Potem Allan zahaczył temat przyszłości jaka ich czeka. Jasona zaskoczyło to pytanie. Jakoś wszyscy tutaj żyją chwilę i mało kto zastanawia się nad tym, co będzie, a tutaj... miła odmiana, musiał przyznać. Wstał z taboretu i obrócił się tyłem do Allana. Podszedł pod ścianę, założył ręce na piersiach i odpowiedział.
- Nie wiem...jestem rozdarty... - W głębi duszy chciał zostać aurorem, ale jego drugie ja podpowiadało coś zupełnie odwrotnego. Powiedział tylko tyle, bo jednak jedna myśl nie dawała mu spokoju. Czuł jednak, że popełni błąd, jeśli oto zapyta. Z drugiej jednak strony czuł, że popełniłby większy, gdyby tego nie zrobił. W końcu jednak nadeszła chwila, w której każdy z nich musiał stanąć w prawdzie przed samym sobą.

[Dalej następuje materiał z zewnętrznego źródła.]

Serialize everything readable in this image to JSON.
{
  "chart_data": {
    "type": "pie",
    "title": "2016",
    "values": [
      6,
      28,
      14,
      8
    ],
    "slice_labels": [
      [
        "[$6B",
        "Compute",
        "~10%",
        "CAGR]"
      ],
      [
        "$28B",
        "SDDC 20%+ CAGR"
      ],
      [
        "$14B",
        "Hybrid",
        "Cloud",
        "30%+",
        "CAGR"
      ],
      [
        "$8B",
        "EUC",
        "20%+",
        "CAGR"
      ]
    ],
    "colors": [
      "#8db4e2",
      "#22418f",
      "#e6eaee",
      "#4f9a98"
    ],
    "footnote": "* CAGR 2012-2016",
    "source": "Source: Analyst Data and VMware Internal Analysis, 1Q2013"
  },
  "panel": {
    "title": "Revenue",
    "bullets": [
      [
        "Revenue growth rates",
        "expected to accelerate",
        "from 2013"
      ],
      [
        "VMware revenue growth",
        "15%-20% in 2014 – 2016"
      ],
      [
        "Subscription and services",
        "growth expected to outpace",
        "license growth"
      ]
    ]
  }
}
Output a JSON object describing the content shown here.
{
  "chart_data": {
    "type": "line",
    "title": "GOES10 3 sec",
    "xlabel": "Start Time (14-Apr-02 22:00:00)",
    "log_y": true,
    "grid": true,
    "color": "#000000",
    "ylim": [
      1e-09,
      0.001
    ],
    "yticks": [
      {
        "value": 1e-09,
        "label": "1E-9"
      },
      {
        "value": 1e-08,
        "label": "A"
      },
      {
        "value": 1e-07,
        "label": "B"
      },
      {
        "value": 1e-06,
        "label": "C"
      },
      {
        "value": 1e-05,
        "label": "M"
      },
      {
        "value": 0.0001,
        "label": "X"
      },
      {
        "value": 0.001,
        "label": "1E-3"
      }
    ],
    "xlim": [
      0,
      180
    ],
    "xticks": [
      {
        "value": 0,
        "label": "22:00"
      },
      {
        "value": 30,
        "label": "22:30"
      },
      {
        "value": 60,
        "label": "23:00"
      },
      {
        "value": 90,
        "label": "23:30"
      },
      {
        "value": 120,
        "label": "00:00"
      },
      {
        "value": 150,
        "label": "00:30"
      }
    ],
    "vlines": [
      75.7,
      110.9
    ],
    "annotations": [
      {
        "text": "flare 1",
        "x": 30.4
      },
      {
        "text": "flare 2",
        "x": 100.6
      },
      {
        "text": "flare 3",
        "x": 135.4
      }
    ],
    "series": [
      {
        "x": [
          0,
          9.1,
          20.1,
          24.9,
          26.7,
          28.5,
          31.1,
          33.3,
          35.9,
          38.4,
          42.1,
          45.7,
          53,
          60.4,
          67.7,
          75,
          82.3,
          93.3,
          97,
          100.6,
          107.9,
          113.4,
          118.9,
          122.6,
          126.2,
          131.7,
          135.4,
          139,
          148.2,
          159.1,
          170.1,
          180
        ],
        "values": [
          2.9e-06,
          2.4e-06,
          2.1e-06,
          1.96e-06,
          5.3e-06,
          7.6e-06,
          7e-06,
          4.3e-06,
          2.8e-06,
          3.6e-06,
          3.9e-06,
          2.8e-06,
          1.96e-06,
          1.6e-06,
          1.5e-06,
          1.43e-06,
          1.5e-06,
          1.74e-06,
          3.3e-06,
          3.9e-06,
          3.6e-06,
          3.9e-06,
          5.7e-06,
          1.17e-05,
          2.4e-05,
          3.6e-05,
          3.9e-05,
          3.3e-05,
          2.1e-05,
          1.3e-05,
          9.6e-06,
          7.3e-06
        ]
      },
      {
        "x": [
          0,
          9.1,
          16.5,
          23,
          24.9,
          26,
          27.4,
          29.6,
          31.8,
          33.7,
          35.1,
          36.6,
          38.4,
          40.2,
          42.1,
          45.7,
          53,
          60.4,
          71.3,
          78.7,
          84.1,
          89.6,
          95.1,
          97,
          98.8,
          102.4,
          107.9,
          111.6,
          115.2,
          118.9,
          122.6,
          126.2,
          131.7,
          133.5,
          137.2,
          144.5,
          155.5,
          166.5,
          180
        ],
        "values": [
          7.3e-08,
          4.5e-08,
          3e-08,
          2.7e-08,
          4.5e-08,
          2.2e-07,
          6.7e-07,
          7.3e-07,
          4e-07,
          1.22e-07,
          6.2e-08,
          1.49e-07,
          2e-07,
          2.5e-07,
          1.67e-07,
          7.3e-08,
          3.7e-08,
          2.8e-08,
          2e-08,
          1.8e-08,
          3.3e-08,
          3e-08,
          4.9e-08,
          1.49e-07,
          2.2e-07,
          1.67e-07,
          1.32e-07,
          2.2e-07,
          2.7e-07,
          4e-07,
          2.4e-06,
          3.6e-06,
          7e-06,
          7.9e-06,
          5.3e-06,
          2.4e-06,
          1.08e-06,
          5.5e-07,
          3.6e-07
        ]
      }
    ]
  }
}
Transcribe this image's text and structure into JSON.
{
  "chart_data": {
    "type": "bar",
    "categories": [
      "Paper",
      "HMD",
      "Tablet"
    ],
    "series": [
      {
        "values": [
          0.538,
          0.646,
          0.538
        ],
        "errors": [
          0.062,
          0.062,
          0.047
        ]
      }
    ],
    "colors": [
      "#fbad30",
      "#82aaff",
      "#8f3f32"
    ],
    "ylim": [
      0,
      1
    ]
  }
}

- Co to za tabletki, Allan? - zapytał wprost, nie odwracając się do swojego rozmówcy. Zabrzmiał teraz jak nadęty, czepiający się wszystkiego prefekt. Przełknął ślinę i odwrócił się w kierunku Greka. Widział, jak jego źrenice rozszerzają się niebezpiecznie. Uderzył więc jeszcze bardziej. Jak swoisty masochista, czekając na cios lub grom, który zaraz padnie.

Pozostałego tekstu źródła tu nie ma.